Choriocapillaris signal void size could be a useful tool for clinicians to evaluate eyes with age-related macular degeneration (AMD), according to the results of a recent study.
Researchers set out to compare the choriocapillaris plexus in the eyes of people with intermediate AMD (iAMD) with or without neovascular AMD (nAMD) in the fellow eye. In order to carry out the investigation, they used optical coherence tomography angiography (OCTA).
A host of factors has been implicated in the pathogenesis of AMD, including oxidative damage, genetic predisposition, inflammation, environmental factors, and aging. However, the researchers noted that “strong evidence” exists that retinal pigment epithelium (RPE) and choriocapillaris (CC) damage can characterize AMD.
OCTA allows clinicians to see the retinal and anterior choroidal vascular circulations, and a pattern of dark regions and granular bright areas has been observed and changes with age or myopia. It’s possible that the dark regions are areas of CC flow and the bright areas may be caused by CC dropout. The researchers point out that OCTA is limited, and that flows below a particular threshold are undetectable. “Considering this, CC flow voids have recently been renamed signal voids,” they wrote.

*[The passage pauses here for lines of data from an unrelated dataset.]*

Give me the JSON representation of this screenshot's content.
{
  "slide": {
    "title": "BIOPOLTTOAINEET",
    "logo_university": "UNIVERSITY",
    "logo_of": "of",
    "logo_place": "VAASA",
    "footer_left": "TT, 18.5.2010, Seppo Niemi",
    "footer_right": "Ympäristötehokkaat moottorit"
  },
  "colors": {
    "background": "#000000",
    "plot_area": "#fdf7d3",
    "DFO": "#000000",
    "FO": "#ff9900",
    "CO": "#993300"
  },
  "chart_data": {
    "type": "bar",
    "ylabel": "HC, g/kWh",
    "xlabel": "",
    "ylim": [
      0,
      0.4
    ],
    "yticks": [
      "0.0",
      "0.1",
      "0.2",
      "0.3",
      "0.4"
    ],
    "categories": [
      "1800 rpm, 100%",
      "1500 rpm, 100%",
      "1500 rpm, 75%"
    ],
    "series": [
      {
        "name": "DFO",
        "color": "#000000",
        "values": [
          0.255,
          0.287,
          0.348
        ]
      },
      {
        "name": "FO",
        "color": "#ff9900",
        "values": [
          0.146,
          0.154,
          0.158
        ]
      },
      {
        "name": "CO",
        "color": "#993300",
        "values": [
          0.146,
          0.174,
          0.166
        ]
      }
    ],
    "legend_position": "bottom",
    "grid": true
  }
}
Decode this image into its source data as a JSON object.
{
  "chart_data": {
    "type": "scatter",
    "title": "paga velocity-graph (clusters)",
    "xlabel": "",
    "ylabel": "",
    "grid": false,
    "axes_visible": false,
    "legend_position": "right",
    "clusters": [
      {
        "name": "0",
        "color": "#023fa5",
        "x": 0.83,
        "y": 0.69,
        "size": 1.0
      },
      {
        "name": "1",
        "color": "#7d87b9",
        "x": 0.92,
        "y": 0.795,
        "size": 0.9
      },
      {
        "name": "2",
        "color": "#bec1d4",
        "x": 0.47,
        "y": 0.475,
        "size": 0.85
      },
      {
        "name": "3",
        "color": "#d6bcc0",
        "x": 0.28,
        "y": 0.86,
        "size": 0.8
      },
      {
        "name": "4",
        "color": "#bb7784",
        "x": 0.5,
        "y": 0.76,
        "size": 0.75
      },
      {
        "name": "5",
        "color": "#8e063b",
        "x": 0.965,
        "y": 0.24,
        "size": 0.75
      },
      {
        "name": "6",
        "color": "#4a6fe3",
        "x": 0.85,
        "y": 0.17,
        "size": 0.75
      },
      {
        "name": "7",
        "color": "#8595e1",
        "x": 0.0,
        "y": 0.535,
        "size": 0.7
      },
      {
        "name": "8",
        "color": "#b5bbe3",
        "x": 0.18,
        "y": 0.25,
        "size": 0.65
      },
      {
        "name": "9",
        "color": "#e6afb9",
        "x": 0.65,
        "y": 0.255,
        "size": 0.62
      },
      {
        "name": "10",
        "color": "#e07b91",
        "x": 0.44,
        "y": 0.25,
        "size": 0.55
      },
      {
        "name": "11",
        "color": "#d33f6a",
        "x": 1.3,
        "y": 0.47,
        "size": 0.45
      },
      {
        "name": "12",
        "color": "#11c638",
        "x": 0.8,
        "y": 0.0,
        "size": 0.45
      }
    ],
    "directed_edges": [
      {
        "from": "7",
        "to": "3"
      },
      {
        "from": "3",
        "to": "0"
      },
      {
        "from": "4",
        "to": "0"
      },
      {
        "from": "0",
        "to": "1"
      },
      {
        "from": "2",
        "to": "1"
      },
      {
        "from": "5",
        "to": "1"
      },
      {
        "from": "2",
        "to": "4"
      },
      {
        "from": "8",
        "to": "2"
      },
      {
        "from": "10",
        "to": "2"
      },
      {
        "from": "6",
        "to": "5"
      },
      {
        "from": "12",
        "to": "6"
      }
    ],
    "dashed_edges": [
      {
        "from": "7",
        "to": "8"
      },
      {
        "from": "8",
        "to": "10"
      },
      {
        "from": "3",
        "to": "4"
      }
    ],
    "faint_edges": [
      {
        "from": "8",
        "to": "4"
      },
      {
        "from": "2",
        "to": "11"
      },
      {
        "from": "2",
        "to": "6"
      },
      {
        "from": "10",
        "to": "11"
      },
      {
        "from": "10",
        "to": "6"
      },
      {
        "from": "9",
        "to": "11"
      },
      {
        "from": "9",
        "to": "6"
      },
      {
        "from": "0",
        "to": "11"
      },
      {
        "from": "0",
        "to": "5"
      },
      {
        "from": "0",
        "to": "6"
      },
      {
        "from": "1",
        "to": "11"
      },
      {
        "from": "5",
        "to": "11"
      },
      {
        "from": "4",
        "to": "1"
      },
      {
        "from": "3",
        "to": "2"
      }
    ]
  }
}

The study was of a retrospective cohort design, and included individuals who were 50 years of age or older, and who had iAMD in at least 1 eye, and either iAMD or nAMD in the other eye. There were 62 patients included in the study, and of those 22 had iAMD in 1 eye and nAMD in the other; 20 had bilateral iAMD; 20 were healthy controls.
“In this cross-sectional study, we investigated CC features in iAMD eyes. Overall, we found an increased average CC signal void size in iAMD eyes with [nAMD] in the fellow eye,” the authors noted. There are several theories about how microvascular choroidal changes are associated with AMD. The improvement in OCTA technology has allowed for closer study of the retinal and choroidal vasculature.
In the current study, the average signal void size in eyes with iAMD was notably greater than the healthy eyes. In addition, the investigators looked at the percent of nondetectable perused CC area (PNPCA). The authors say that they considered PNPCA rather than the total signal void area in order to account for the differences in the area in the part of the eye they were examining for each individual.
The PNPCA was not significantly different in the 3 groups of the current study. “This apparent discrepancy between PNPCA and signal void size suggests that there is an increase in the CC density in areas outside of the signal voids,” the authors wrote. This finding opens avenues for future studies to investigate the mechanism at play.
The full study can be found in the journal Investigative Ophthalmology and Visual Science.